Amsterdam is an early variety. Ideal for sowing under protection from as early as February. The relatively short roots makes this carrot a must have in shallow soils; and also ideal for baby carrot production. The cylindrical roots are deep orange in colour and have almost no core. Carrots are rich in antioxidants and vitamin A. Roots are delicious raw when they are young and great for cooking too. Approximately 100 days from sowing to full maturity.

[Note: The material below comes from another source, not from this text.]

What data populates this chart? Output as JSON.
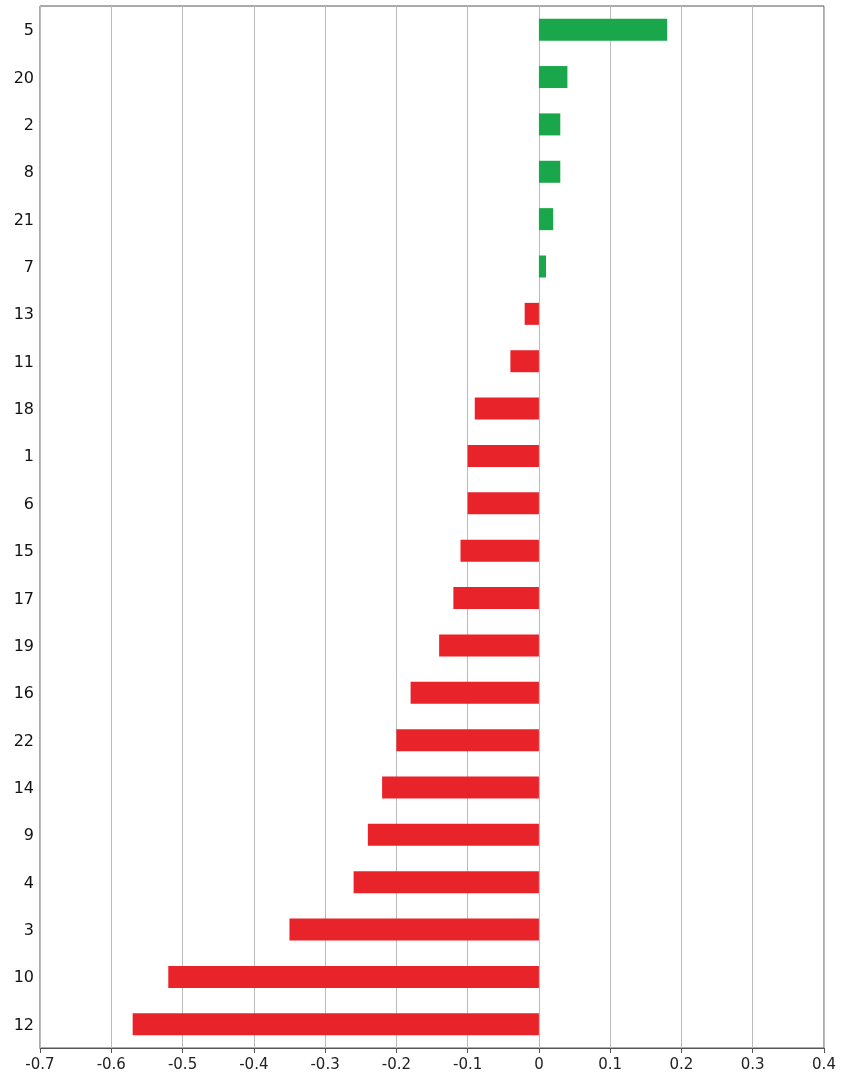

Carrots are a popular crop for farmers and homeowners alike. They are a relatively easy vegetable to grow and give an excellent yield that can be staggered over the harvest season lasting through the winter months. In addition, carrots are an excellent crop to grow in a variety of spaces, but are especially well suited for growing in small spaces. as they can be planted quite densely making them a great choice for those with small gardens or even balcony gardens.

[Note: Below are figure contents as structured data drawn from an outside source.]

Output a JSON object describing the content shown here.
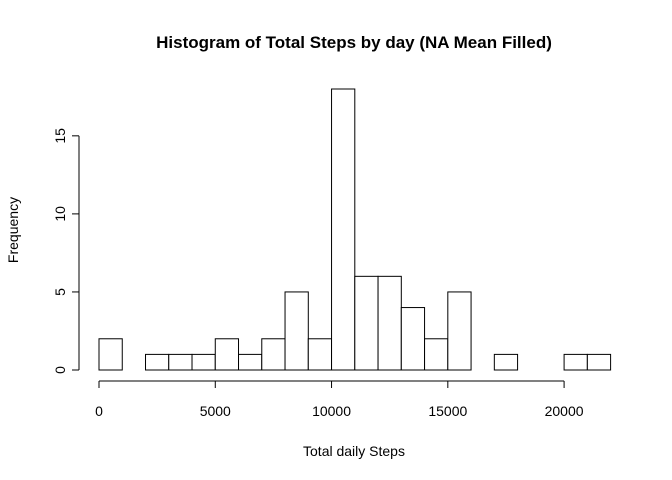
{
  "chart_data": {
    "type": "bar",
    "title": "Histogram of Total Steps by day (NA Mean Filled)",
    "xlabel": "Total daily Steps",
    "ylabel": "Frequency",
    "bin_width": 1000,
    "x_start": 0,
    "bins": [
      {
        "start": 0,
        "end": 1000,
        "count": 2
      },
      {
        "start": 1000,
        "end": 2000,
        "count": 0
      },
      {
        "start": 2000,
        "end": 3000,
        "count": 1
      },
      {
        "start": 3000,
        "end": 4000,
        "count": 1
      },
      {
        "start": 4000,
        "end": 5000,
        "count": 1
      },
      {
        "start": 5000,
        "end": 6000,
        "count": 2
      },
      {
        "start": 6000,
        "end": 7000,
        "count": 1
      },
      {
        "start": 7000,
        "end": 8000,
        "count": 2
      },
      {
        "start": 8000,
        "end": 9000,
        "count": 5
      },
      {
        "start": 9000,
        "end": 10000,
        "count": 2
      },
      {
        "start": 10000,
        "end": 11000,
        "count": 18
      },
      {
        "start": 11000,
        "end": 12000,
        "count": 6
      },
      {
        "start": 12000,
        "end": 13000,
        "count": 6
      },
      {
        "start": 13000,
        "end": 14000,
        "count": 4
      },
      {
        "start": 14000,
        "end": 15000,
        "count": 2
      },
      {
        "start": 15000,
        "end": 16000,
        "count": 5
      },
      {
        "start": 16000,
        "end": 17000,
        "count": 0
      },
      {
        "start": 17000,
        "end": 18000,
        "count": 1
      },
      {
        "start": 18000,
        "end": 19000,
        "count": 0
      },
      {
        "start": 19000,
        "end": 20000,
        "count": 0
      },
      {
        "start": 20000,
        "end": 21000,
        "count": 1
      },
      {
        "start": 21000,
        "end": 22000,
        "count": 1
      }
    ],
    "x_ticks": [
      0,
      5000,
      10000,
      15000,
      20000
    ],
    "y_ticks": [
      0,
      5,
      10,
      15
    ],
    "xlim": [
      0,
      22000
    ],
    "ylim": [
      0,
      18
    ],
    "grid": false,
    "legend": "none"
  }
}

You can begin sowing your carrot seeds directly into your garden bed beginning in early spring (April and then continue planting carrot seeds every three weeks until the end of July. By doing so you will help to ensure you have a steady supply of carrots right through the winter months.
Prior to planting carrots ensure that your soil is free of any stones or any compacted chunks of soil. By doing soil you will help ensure that your carrots grow nice and long and don’t split in two and grow in “funky shapes”.

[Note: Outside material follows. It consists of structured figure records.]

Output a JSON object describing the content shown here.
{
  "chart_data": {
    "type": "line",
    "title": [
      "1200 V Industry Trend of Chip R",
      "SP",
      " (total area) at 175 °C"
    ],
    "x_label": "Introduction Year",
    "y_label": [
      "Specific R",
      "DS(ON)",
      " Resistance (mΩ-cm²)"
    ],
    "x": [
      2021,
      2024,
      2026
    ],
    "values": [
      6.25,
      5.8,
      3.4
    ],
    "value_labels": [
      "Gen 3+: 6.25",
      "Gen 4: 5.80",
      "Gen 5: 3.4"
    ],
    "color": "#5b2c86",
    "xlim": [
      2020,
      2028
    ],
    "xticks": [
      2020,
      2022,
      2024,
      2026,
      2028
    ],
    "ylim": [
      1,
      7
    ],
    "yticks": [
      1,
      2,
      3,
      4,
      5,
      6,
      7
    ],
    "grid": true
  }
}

Soil for your carrots should be fertile and light in nature. Using an organic fertilizer to refresh your soil will help to increase your yields and produce better carrots. Your garden should be in full sun.
Carrot seeds are very small and therefore should be sown shallowly in the soil. Seeds should be planted just ¼” deep into the soil and be careful to gently mist the soil after planting to water as to ensure that the seeds to not wash away. The newly planted carrot seeds will also need to be kept moist until the seeds begin to germinate. To help with the germination process you may wish to use a row cover.
Thinning carrots, removing smaller and carrots that are growing too close to one another, allows your carrot patch to grow and allows the carrots you choose to remain to receive adequate water, light and nutrients. This important task can be performed as soon as your carrots begin to grow and should continue to be done as they mature. A good rule of thumb is to leave one carrot for every 3cm.
Once your carrots have emerged you want to continue watering whenever the soil dries. Keep your garden weed free so that your crops have less competition for nutrients and water.
Companion Planting and Crop Rotation
Vegetables often perform better when they are planted with a “companion plant”. A companion plant helps to fend off harmful insects, help with fixing nutrients in the soil and overall help with the overall performance of the plant. Carrots perform best when planted with: beans, chives, lettuce, onions, peas, radishes, rosemary, sage and tomatoes. Avoid planting carrots with dill, celery, potatoes and parsnips.
You should also take note not to plant carrots in the same location that you had previous planted a root vegetable the year before such as potatoes. Doing so can encourage damage done by insects such as grubs. Carrots and other root vegetables should follow a crop such as beans or peas.